Paradoxical role of the NADPH oxidase NOX4 in early preneoplastic stages of hepatocytes induced by amino acid deprivation

• Published in: Biochimica et biophysica acta. General subjects Vol. 1863; no. 4; pp. 714 - 722
• Main Authors: Campisano, Sabrina, Bertran, Esther, Caballero-Díaz, Daniel, La Colla, Anabela, Fabregat, Isabel, Chisari, Andrea Nancy
• Format: Journal Article
• Language: English
• Published: Netherlands Elsevier B.V 01.04.2019
• Subjects: Amino acid deprivation; amino acids; antioxidants; biomarkers; caspase-3; cell proliferation; Epidermal growth factor receptor; epidermal growth factor receptors; hepatocytes; hepatoma; molecular biology; NAD(P)H oxidase (H2O2-forming); NADPH oxidase 4; phenotype; Reactive oxygen species; signal transduction; therapeutics; transforming growth factor beta; Transforming growth factor β; Aa; Par; NAFLD; Reactive oxygen species; Amino acid deprivation; PI-3K; Transforming growth factor β; HCC; H2DCFDA; γ-GCS; MAPK; EGFR; Epidermal growth factor receptor; ERKs; NOX; FBS; ROS; TGF-β; NADPH oxidase 4; Sel; PM; GSH; Transforming Growth factor β; Reactive Oxygen Species; Epidermal Growth factor Receptor
• ISSN: 0304-4165; 1872-8006; 1872-8006
• DOI: 10.1016/j.bbagen.2019.01.017

The NADPH oxidase (NOX) 4 is an important source of ROS in signal transduction that acts as a liver tumor suppressor.
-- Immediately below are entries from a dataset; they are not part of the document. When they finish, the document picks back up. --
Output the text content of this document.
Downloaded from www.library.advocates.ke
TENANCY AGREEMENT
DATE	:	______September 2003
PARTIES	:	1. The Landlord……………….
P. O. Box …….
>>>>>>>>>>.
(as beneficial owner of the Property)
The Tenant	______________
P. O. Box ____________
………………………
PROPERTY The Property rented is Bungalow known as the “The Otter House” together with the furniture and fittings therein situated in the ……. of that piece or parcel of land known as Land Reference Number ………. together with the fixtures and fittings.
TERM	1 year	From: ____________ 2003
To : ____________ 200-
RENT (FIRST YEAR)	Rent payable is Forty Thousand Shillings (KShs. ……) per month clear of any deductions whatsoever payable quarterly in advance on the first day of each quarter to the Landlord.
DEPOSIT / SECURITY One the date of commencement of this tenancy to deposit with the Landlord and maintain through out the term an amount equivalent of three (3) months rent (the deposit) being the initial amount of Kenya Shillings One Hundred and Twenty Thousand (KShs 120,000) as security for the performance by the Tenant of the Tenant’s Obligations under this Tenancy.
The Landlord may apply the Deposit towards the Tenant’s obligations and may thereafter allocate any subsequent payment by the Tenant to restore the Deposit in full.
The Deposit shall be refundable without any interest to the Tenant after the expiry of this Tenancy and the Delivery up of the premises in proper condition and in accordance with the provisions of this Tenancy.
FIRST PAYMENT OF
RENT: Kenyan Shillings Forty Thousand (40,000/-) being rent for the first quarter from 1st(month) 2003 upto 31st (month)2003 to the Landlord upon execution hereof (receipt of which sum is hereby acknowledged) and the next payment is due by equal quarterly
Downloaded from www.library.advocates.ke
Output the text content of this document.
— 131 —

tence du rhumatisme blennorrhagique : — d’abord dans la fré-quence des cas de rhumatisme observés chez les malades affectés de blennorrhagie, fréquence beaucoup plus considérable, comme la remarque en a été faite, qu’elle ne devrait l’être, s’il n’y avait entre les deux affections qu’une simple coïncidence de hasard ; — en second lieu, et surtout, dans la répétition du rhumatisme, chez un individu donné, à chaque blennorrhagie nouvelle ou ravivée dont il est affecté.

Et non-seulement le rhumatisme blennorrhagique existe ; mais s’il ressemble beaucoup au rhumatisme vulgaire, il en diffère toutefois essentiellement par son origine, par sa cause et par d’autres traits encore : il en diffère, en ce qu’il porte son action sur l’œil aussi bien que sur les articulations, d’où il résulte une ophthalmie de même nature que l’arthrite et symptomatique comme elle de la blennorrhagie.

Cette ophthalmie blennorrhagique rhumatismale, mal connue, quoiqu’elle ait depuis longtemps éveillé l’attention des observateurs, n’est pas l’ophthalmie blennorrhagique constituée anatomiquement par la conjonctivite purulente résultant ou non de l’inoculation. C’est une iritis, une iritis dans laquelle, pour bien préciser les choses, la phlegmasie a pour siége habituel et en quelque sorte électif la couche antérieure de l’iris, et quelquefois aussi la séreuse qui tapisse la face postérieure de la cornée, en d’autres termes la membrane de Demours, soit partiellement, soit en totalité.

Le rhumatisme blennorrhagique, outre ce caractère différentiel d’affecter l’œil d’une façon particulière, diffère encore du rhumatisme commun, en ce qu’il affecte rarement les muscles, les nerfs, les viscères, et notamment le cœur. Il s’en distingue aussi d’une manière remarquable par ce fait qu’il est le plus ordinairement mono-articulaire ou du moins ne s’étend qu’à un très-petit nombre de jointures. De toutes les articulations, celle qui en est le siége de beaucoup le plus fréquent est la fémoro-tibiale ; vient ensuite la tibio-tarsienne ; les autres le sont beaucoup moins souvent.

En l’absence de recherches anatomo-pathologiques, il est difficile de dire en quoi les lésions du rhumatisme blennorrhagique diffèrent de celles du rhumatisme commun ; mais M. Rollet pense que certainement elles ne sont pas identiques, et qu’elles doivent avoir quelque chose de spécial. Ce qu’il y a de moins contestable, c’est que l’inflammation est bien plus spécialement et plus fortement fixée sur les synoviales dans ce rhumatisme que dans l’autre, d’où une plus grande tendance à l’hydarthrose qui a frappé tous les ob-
Transforming Growth Factor β (TGF-β) and Epidermal Growth Factor Receptor (EGFR) pathways are involved in the modulation of NOX4 expression. Data showed that recurrent protein deprivation induces changes distinctive of a preneoplastic profile. However, the mechanisms underneath these changes have not been completely understood. Hepatocytes that survived to the lack of amino acids (Aa) (Sel line) were cultured in complete or Aa free medium. We elucidated the molecular mechanisms that support such preneoplastic alterations employing biochemical and molecular biology assays. Sel line showed increased phospho-AKT and phospho-ERKs levels, diminished caspase-3 activity, augmented cell proliferation and overactivation of EGFR pathway, reminiscent of a preneoplastic phenotype. NOX4 was upregulated in these cells by TGF-β canonical pathway, however ROS levels were not found increased as a result of an increment of antioxidant enzymes. Inhibition of TGF-β receptor diminished NOX4 and strikingly, after EGFR inhibition, NOX4 levels also decreased. Therefore, both TGF-β and EGFR pathways are shown to be involved in the upregulation of NOX4 in Sel line. This work provides novel results regarding to the regulation of NOX4 in the preneoplastic transformation of hepatocytes in the absence of Aa, in the context of TGF-β and EGFR pathways. The advances in the understanding of the molecular mechanisms whose deregulation ultimately causes Hepatocellular Carcinoma (HCC) are essential to prevent it and to design diagnostic biomarkers and therapeutic tools. •Hepatocytes that survived to lack of amino acids act as a preneoplastic cell line.•NOX4 increases in hepatocytes cultured under amino acid deprivation.•Lack of amino acids increments catalase and γ-GSC levels in hepatocytes.•EGFR and TGF-β pathways are involved in NOX4 increase in preneoplastic hepatocytes.•EGFR and TGF-β pathways can transactivate each other in preneoplastic hepatocytes.